Чернолесье - страница 2

Шрифт
Интервал


Блэквуд Холлоу. Даже само название звучало как обещание мрака и уединения. Деревушка, если ее можно было так назвать – скорее, горстка разбросанных домов, – притулилась в небольшой, сырой лощине, окруженной крутыми холмами, поросшими жестким вереском, темно-зеленым утесником и редкими, скрюченными ветром соснами. Казалось, она вросла в этот древний, дремучий лес, стала его неотъемлемой частью, как грибы-трутовики на стволах вековых деревьев. Дома – старые, сложенные из темного, почти черного местного камня, многие с заколоченными досками окнами и просевшими под тяжестью времени и мха крышами – смотрели на приезжего пустыми, недружелюбными глазницами. Ни дымка из труб, ни звука человеческого голоса. Где-то вдалеке тоскливо, почти обреченно проблеяла одинокая овца, но тут же смолкла, будто испугавшись собственного голоса, нарушившего эту гнетущую тишину. Тишина здесь была особенной – не той умиротворяющей, что ищут городские жители, а плотной, давящей, словно вата, набитая невысказанными тайнами, застарелой сыростью и забытыми трагедиями.

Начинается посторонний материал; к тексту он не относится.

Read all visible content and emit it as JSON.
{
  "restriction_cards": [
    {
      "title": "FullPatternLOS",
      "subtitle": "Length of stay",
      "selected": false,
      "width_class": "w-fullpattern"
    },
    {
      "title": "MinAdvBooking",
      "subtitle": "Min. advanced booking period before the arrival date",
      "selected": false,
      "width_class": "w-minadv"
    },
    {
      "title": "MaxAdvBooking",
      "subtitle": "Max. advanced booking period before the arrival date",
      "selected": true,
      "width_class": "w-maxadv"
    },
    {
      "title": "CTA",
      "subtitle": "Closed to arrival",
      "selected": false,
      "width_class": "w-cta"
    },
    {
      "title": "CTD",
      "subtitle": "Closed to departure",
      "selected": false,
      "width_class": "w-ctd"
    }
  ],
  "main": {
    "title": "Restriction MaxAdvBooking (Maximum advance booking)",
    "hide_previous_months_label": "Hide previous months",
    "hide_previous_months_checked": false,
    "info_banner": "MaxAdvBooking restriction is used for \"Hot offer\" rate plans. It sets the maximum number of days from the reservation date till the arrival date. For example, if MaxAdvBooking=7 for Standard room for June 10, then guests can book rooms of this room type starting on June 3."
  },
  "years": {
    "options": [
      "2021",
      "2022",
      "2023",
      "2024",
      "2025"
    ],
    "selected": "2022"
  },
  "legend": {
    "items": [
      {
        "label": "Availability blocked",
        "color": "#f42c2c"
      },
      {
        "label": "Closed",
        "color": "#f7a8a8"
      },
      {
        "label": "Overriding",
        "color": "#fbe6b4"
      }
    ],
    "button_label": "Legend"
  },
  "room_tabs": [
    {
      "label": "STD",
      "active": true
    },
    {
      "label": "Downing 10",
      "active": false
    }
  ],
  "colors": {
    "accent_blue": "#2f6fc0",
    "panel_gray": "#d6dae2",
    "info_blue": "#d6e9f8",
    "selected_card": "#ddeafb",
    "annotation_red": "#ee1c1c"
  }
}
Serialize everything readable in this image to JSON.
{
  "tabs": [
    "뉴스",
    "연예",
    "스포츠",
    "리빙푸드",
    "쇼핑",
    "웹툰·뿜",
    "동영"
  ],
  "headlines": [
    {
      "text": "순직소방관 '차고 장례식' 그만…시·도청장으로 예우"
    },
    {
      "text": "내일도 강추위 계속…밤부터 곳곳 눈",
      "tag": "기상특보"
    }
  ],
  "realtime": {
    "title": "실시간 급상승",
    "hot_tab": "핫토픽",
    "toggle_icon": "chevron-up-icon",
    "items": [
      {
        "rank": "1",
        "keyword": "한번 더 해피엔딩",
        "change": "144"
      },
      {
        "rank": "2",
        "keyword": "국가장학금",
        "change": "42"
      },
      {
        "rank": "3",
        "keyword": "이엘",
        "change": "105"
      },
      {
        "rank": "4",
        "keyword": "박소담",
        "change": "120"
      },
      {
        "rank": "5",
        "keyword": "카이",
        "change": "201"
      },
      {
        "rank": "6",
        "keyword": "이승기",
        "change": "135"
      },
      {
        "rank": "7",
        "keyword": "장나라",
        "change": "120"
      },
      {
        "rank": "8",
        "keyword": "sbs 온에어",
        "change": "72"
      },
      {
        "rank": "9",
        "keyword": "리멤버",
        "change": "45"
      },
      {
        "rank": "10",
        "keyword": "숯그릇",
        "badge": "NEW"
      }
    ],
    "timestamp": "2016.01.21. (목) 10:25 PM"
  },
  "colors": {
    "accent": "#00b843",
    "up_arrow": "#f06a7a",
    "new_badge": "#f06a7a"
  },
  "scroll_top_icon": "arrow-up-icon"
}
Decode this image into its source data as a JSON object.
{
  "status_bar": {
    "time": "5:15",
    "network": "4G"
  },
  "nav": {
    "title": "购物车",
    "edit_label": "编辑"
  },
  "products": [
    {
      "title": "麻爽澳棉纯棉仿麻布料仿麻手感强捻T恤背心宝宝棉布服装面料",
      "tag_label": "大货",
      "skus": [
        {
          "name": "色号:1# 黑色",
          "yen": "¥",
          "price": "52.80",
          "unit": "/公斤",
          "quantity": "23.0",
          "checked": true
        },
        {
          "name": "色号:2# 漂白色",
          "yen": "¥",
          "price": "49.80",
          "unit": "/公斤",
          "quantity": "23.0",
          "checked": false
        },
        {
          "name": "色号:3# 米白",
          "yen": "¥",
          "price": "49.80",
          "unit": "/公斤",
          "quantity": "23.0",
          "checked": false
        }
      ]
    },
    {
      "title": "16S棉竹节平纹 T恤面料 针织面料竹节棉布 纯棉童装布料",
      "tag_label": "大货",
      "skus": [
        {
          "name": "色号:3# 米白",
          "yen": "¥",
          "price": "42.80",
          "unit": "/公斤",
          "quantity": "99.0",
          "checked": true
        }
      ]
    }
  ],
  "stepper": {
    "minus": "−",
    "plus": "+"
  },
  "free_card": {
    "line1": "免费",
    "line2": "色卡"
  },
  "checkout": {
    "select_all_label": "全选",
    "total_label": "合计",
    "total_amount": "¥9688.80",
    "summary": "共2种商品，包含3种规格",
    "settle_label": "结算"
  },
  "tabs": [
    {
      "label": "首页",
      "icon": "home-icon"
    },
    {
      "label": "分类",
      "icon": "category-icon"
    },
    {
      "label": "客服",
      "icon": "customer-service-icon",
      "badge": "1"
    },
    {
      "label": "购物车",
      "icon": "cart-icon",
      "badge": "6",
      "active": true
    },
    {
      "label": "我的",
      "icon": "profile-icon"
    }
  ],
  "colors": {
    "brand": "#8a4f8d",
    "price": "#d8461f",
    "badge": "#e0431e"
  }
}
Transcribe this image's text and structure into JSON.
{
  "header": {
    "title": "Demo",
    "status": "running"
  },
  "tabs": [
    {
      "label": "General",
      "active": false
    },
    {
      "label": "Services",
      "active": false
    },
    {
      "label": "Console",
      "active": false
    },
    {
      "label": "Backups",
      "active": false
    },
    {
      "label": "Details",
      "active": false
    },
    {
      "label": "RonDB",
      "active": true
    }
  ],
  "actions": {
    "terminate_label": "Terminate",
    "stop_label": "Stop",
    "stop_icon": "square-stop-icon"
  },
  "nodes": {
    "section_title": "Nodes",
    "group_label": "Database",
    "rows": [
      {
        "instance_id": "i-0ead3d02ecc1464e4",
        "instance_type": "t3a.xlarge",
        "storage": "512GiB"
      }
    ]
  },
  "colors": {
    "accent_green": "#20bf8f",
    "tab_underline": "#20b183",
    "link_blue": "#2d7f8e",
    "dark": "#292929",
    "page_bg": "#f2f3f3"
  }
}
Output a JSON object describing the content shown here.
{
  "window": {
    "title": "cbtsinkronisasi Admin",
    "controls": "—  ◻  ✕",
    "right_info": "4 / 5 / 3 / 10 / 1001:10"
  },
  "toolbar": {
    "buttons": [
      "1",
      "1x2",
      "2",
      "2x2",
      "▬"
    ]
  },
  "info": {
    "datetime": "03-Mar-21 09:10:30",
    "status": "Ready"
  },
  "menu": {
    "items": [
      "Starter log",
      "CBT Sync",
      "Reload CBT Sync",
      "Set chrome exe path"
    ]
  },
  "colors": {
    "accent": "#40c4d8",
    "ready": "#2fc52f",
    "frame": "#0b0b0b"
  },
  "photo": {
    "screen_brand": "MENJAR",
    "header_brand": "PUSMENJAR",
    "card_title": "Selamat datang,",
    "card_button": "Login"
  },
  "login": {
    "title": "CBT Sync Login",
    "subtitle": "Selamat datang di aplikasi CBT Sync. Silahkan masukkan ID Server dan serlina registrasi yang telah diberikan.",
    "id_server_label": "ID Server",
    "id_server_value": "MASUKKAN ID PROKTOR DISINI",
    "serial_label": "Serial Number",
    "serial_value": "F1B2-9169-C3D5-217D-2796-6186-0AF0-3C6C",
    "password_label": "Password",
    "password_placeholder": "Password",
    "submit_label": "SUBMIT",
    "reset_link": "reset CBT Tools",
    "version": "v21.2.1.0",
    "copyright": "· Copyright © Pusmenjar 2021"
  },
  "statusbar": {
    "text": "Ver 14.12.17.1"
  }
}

Артур заглушил многострадальный мотор. Двигатель издал последний, предсмертный хрип, пару раз дернулся в конвульсиях и затих. И тишина, прежде просто давящая, теперь обрушилась на него с новой, оглушающей силой, похлеще грохота поездов на Паддингтонском вокзале или рева футбольных фанатов на стадионе, от которых он так отчаянно пытался сбежать. Он сидел несколько долгих минут, не в силах заставить себя пошевелиться, просто глядя перед собой на покосившийся, вросший в землю деревянный указатель с названием деревни. Буквы «Blackwood Hollow» были вырезаны грубо, и краска на них почти полностью облезла, оставив лишь бледные призраки символов, разъедаемых временем и вечной девонширской моросью. Что, черт возьми, он здесь забыл? Ради чего проделал этот путь, трясясь в старой жестянке по дорогам, которые и дорогами-то назвать было сложно?

Ответ, как всегда, был прост и мучительно сложен одновременно. Выгорел. Истлел дотла. Выгорел на своей бесперспективной, выматывающей работе в страховой компании «Гардиан Траст», где каждый день был похож на предыдущий, как две капли серой лондонской воды, где дедлайны сменялись абсурдными требованиями начальства, а клиенты вымещали на нем всю свою злость на несправедливость мира. Выгорел в отношениях с Эмили, которые когда-то казались ему спасательным кругом, а превратились в тяжелую якорную цепь, тянущую на дно взаимных упреков, невысказанных обид и молчаливых ужинов перед мерцающим экраном телевизора. Его психотерапевт, доктор Эванс, респектабельный мужчина с аккуратной седой бородкой клинышком и проницательными, чуть усталыми глазами за стеклами очков в тонкой оправе, долго слушал его сбивчивые жалобы, а потом мягко, но настойчиво посоветовал: «Артур, вам необходимо радикально сменить обстановку. Побыть наедине с природой, с самим собой. Попытаться услышать тихий голос собственной души, если он еще не окончательно заглох под гнетом стресса». На растерянный вопрос Артура, где найти такую целительную природу, чтобы она не напоминала очередной переполненный туристами и собачьими экскрементами национальный парк, доктор Эванс лишь пожал плечами и сказал, что места нужно искать «неизбитые, глухие, где время течет по-другому, если вообще течет».